"Nawiązując do mojej wypowiedzi po meczu z Lechią chcę powiedzieć, że wypadła ona niefortunnie. Słowa, które wypowiedziałem padły pod wpływem emocji. Siedziało we mnie jeszcze rozdrażnienie po przegranym meczu z Apoelem i rozczarowanie, że zawaliliśmy taką wielką szansę" - napisał Małecki. Jednak w poniedziałek na łamach jednej z gazet regionalnych powiedział, że słowa przeprosin odnosiły się tylko do części kibiców: "Nie zmieniłem zdania, dalej podtrzymuję, co powiedziałem. Przeprosiłem tylko tych ludzi, którzy siedzieli tam i nie gwizdali na mnie".
- Kara nałożona na Patryka Małeckiego jest dotkliwa, ale po wypowiedziach, których udzielił, musieliśmy zareagować tylko w taki sposób. Nic i nikt nie może być ważniejszy niż standardy, jakie obowiązują w naszym klubie - skomentował całą sytuację prezes krakowskiego klubu Bogdan Basałaj. Trener krakowskich piłkarzy Robert Maaskant zgadza się z tą decyzją, chociaż podczas środowej konferencji prasowej nazwał ją "trudną." - Zachowanie takie jak to i mówienie takich rzeczy o kibicach, którzy od pokoleń przychodzą na nasz stadion, którzy specjalnie oszczędzają pieniądze na karnety, jest niedopuszczalne. Ci ludzie są takimi samymi kibicami jak wszyscy inni. Między innymi dzięki nim klub istnieje tak długo i ma ponad 100 lat tradycji - powiedział Maaskant.

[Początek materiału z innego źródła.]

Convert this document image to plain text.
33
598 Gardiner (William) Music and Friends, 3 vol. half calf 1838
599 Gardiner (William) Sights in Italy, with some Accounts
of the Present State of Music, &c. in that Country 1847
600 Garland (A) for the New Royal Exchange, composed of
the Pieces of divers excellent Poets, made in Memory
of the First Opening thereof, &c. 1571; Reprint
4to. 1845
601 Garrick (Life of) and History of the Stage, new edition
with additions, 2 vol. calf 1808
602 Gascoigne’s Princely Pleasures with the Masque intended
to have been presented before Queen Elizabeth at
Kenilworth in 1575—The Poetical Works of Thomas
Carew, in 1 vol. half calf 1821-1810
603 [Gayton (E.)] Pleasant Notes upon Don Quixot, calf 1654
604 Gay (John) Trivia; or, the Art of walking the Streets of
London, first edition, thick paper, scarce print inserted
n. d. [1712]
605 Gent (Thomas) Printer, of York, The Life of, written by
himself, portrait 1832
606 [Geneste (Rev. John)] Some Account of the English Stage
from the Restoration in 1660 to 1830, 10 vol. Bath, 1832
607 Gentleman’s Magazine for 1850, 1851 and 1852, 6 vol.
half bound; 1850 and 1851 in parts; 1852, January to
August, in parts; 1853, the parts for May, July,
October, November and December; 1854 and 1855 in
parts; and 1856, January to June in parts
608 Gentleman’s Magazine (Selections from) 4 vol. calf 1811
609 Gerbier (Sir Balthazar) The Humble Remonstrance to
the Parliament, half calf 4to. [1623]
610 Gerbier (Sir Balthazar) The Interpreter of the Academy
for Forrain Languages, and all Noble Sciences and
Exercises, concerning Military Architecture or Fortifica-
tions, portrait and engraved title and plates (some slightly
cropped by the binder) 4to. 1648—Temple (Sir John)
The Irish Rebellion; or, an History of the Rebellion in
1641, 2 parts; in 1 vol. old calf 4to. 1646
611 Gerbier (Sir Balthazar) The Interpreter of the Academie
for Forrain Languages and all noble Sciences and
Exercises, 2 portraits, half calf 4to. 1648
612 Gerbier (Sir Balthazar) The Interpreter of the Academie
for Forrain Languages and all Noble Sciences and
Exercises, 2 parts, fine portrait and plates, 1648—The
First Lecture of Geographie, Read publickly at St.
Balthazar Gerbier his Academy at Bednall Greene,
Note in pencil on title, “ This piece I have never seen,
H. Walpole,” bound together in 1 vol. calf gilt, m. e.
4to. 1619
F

Oprócz zawieszenia dodatkowo zawodnik został ukarany wysoką karą finansową. Piłkarze Wisły Kraków w piątek rozegrają mecz 6. kolejki w Poznaniu z tamtejszym Lechem. "Biała Gwiazda" zajmuje w tabeli 10. miejsce z dorobkiem 6 punkt, zaś Lech pierwsze (10 pkt).